Considero incorrecto juzgar extemporáneamente lo que hicieron los quákeros. No solo por el hecho de no ser un experto en su historia, sino porque los juicios de valor suelen decir mucho más de quien valoriza, que de los valorizados. Sin embargo, podemos aprender algo de su legado. El primer elemento que surge, por ejemplo, al comprar avena en el supermercado (¡y escoger libremente la marca Quáker!), es notar que los quákeros eran blancos. Seguramente hayan sido buena gente: más buenos que la propia avena que producían artesanalmente en Pennsylvania. Pero los protagonistas de las prácticas que se propusieron abolir, fueron actores de reparto en un movimiento cuyo rostro humano fue mayormente blanco.
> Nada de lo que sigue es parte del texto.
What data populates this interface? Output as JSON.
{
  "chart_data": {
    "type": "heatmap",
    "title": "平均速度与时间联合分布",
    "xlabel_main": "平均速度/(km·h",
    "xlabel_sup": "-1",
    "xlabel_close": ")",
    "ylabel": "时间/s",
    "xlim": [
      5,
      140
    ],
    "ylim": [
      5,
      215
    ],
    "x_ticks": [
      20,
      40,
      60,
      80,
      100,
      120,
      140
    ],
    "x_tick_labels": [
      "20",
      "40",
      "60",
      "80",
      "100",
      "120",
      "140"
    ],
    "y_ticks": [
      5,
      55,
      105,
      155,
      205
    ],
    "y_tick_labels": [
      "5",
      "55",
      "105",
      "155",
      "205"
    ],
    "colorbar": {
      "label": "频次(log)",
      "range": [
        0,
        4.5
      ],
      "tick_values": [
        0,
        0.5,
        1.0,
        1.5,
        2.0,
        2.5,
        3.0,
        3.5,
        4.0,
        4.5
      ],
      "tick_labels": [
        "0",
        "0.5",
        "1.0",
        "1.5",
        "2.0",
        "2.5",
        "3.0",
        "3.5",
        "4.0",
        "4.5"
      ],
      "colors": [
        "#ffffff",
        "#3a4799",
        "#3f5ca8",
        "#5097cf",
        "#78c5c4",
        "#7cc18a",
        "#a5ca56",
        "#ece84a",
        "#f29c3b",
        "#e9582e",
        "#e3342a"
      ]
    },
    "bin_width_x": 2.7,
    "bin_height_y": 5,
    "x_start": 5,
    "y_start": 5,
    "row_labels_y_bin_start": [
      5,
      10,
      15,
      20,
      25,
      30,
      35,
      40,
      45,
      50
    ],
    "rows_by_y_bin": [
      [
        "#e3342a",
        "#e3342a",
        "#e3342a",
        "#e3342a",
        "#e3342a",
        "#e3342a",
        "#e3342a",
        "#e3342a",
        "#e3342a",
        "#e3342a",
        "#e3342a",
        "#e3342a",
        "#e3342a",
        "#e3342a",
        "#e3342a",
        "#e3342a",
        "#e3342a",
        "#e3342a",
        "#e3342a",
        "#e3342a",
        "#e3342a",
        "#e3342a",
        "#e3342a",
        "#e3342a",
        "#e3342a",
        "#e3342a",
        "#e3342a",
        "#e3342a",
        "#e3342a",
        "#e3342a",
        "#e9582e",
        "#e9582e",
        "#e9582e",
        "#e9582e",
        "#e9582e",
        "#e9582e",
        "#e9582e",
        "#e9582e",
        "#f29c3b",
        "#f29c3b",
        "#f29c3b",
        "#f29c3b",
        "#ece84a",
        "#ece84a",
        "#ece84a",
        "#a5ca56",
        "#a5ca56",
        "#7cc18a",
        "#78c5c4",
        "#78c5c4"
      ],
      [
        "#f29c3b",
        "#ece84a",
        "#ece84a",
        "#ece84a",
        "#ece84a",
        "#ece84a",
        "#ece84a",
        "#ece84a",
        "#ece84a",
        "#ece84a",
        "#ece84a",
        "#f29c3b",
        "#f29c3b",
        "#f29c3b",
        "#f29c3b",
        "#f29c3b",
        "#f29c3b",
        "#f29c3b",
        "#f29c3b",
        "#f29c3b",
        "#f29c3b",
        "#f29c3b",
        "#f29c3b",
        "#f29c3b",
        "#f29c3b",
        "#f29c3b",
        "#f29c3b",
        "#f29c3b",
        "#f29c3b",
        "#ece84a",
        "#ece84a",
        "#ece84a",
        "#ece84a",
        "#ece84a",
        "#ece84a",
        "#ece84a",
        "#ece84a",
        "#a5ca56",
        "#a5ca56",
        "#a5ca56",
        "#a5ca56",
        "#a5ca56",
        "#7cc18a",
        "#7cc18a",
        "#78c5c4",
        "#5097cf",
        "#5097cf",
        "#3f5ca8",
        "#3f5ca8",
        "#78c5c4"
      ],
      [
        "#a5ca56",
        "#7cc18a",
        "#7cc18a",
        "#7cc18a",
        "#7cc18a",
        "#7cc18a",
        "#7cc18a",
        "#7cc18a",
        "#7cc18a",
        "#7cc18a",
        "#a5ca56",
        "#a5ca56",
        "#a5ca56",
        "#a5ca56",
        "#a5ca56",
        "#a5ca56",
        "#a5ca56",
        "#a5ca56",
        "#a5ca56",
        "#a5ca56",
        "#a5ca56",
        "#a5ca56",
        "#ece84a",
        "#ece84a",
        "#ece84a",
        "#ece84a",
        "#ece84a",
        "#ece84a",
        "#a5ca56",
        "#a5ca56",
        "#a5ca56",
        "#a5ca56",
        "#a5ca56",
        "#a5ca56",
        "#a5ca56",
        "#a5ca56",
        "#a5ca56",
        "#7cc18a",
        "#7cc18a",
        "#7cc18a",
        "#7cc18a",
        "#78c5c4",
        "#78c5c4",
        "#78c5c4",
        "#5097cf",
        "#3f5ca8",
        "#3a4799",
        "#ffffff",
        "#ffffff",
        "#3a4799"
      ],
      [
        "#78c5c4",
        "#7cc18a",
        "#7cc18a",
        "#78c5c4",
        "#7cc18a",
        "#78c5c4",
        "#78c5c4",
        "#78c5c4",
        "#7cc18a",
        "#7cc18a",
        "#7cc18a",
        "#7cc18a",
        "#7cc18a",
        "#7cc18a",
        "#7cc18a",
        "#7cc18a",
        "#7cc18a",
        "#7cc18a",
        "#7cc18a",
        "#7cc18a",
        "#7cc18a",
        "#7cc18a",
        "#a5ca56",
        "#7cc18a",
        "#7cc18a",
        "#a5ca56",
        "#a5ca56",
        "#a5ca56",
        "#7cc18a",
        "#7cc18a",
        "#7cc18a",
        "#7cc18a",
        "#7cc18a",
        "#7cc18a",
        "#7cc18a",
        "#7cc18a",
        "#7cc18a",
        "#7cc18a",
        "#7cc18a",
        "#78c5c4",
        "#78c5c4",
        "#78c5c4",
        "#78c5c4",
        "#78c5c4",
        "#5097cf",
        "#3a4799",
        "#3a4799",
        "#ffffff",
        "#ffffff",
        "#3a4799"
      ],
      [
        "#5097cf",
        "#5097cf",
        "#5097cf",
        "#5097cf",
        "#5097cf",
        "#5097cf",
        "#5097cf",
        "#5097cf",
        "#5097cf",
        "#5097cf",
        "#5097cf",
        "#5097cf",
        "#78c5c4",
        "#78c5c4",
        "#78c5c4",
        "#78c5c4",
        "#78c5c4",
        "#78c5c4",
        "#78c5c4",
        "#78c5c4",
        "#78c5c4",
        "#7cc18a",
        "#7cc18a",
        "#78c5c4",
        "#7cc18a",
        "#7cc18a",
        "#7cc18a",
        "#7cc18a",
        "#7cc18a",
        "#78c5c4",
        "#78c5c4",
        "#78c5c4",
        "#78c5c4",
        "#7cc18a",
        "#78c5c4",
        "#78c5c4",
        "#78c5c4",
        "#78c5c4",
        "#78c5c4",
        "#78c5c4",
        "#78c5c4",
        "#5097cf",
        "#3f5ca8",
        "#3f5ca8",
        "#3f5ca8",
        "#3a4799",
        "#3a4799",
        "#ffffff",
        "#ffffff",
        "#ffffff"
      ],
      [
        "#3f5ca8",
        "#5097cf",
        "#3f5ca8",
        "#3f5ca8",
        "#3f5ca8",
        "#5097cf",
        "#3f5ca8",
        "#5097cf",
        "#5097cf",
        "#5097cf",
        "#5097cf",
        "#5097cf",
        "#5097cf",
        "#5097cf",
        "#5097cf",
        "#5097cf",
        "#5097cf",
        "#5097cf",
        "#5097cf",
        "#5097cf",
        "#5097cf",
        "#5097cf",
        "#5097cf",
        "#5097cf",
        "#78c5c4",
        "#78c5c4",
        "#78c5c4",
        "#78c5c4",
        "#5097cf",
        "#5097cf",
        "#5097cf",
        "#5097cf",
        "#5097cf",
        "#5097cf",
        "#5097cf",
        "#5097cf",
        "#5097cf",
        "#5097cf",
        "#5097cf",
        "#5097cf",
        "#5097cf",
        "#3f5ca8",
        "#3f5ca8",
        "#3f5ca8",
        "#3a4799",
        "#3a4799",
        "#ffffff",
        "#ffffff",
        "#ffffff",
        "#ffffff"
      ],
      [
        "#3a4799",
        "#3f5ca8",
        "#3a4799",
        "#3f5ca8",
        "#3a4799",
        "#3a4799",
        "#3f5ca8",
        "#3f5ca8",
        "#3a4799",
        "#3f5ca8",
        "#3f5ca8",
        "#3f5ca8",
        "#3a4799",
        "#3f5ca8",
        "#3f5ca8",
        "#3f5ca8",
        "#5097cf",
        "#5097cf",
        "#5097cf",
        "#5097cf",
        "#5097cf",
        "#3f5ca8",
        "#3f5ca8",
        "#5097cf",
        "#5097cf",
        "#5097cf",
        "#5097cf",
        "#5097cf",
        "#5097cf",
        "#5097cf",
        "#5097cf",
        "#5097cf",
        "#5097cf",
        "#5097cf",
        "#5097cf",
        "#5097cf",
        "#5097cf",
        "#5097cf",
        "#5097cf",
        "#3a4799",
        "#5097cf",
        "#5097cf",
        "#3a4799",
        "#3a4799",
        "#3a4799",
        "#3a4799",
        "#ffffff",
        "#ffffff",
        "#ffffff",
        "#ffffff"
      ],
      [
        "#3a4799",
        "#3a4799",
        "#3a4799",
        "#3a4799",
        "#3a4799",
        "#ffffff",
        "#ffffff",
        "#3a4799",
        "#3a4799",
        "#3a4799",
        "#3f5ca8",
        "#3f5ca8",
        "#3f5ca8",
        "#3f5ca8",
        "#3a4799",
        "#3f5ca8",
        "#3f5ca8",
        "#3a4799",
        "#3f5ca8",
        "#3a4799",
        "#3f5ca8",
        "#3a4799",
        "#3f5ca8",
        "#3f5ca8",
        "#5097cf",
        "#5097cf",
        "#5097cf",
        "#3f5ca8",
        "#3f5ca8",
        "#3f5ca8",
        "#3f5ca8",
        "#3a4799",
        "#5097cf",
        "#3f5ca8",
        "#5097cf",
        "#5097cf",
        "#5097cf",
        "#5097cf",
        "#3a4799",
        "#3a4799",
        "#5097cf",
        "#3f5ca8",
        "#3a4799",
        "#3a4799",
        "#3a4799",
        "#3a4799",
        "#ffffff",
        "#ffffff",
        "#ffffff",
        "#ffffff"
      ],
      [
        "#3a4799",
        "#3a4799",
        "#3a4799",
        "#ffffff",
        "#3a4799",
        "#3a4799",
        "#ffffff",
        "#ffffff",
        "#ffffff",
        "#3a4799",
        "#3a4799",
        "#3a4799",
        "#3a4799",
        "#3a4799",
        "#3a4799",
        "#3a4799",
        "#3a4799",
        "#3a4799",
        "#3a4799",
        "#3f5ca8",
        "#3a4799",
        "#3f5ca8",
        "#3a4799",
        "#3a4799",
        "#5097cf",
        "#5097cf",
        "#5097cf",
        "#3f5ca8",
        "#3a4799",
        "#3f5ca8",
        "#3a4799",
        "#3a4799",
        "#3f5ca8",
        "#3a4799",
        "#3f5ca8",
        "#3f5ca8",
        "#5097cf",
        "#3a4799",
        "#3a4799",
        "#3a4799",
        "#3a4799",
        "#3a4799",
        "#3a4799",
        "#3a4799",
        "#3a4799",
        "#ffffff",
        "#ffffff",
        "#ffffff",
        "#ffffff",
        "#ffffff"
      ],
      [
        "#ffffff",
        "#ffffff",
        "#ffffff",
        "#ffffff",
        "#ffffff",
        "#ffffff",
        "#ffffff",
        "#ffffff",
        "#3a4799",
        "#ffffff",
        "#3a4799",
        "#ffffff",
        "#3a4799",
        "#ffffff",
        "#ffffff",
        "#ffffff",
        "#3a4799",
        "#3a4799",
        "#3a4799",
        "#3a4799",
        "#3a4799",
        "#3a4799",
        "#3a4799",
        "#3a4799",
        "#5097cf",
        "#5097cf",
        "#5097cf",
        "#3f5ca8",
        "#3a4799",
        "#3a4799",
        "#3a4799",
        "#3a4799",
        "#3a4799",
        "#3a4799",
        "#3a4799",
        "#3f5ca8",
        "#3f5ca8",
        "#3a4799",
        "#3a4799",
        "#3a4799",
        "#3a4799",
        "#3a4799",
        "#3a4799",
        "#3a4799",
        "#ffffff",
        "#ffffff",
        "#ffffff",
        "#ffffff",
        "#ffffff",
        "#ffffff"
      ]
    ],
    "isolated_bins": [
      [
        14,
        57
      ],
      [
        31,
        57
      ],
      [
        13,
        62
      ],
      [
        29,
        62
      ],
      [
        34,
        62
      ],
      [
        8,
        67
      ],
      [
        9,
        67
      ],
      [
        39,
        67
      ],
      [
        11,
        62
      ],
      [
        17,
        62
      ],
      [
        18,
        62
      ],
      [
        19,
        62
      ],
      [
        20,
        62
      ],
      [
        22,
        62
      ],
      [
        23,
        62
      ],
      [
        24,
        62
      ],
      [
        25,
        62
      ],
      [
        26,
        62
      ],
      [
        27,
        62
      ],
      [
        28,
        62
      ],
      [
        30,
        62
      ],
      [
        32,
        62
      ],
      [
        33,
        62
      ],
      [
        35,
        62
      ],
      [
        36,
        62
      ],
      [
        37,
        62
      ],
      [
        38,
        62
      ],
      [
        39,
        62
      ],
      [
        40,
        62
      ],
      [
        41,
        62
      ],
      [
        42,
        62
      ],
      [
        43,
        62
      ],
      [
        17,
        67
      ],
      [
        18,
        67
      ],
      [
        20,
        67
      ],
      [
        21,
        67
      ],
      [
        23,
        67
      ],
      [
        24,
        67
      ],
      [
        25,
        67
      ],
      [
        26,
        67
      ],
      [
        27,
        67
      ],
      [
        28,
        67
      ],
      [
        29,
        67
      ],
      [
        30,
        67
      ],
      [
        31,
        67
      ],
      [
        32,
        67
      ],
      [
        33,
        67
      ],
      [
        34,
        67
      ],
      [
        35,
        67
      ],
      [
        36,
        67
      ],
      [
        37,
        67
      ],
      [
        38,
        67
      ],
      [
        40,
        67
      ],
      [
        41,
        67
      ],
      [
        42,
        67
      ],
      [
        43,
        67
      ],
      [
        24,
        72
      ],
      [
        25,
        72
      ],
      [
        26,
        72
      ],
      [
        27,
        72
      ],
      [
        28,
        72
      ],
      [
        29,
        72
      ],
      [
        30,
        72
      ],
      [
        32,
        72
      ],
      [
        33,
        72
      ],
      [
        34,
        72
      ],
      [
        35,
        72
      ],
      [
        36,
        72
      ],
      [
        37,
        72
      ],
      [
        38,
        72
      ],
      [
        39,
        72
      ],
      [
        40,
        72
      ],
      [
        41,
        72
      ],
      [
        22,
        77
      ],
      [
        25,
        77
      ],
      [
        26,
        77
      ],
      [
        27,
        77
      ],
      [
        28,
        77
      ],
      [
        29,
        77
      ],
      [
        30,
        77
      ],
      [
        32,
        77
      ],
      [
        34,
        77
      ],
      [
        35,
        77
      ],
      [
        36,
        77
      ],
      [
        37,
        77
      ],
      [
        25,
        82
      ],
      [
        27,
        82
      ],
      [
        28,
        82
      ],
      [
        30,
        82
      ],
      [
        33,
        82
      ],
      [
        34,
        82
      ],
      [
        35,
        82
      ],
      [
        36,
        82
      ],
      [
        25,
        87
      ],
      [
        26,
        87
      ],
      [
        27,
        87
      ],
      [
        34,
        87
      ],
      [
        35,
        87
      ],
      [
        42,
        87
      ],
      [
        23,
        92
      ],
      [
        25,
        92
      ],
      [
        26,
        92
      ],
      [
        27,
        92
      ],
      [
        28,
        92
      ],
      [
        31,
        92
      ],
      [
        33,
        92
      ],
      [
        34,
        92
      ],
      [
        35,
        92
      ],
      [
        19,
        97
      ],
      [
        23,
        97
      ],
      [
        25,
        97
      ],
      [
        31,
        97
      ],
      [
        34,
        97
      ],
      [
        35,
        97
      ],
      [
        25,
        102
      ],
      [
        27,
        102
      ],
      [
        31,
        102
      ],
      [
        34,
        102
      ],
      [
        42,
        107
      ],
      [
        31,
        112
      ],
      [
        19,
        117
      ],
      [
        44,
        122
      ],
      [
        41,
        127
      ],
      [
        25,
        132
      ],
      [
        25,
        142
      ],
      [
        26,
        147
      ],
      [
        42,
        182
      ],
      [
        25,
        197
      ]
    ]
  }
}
El segundo elemento: al haber sido una gesta esencialmente “moral”, le permitió al capital no tener que cuestionar ni su forma de acumulación, ni la tecnología que apenas si comenzaba a desarrollarse científicamente, el racismo. El tercer elemento es más difícil de sostener y aún hoy ofrece intensos debates: la gesta demoró la emergencia de un movimiento panafricanista y descolonizador no menos de 100 años. Aunque esta afirmación pueda ser conjetural, lo cierto es que el argumento moral ha demostrado una solidez admirable. Al punto tal que su espíritu pervive hoy en casi todas las notas que se diseminaron a raíz de la muerte de dos niños, por izquierda y por derecha, por arriba y por debajo, oficialistas y opositores. Los únicos que parecen recordar que se trata de economía y de trabajo, son los costureros.
¿Cuál es, a la luz de la historia, el problema del “trabajo esclavo”? Considerar realmente al “esclavo” como mercancía sin agencia, con poca o ninguna conciencia de sí, como si realmente no se tratara de personas esclavizadas. Acaso por un momento convenga detenerse en lógica de la adjetivación, para luego volver a la refriega. Es la práctica del trabajo esclavizado, esclavizante, que recuerda lo que hacían las personas esclavizadas el que degrada y cercena, el que oprime y deja morir. Si hemos de vigilar el uso del par “trabajo esclavo”, y entiendo que hay que hacerlo porque insulta la conciencia del trabajador e impide ver el potencial de movilidad social de la economía popular, hagámoslo a sabiendas de la historia y sus significados actuales. Ahora: si lo hacemos, hagámoslo junto a los trabajadores. De lo contrario, ganaríamos la batalla por el corrimiento del eje moral para ser –apenas– buenos grammatas. Si de bondades se trata, prefiero la avena Quáker.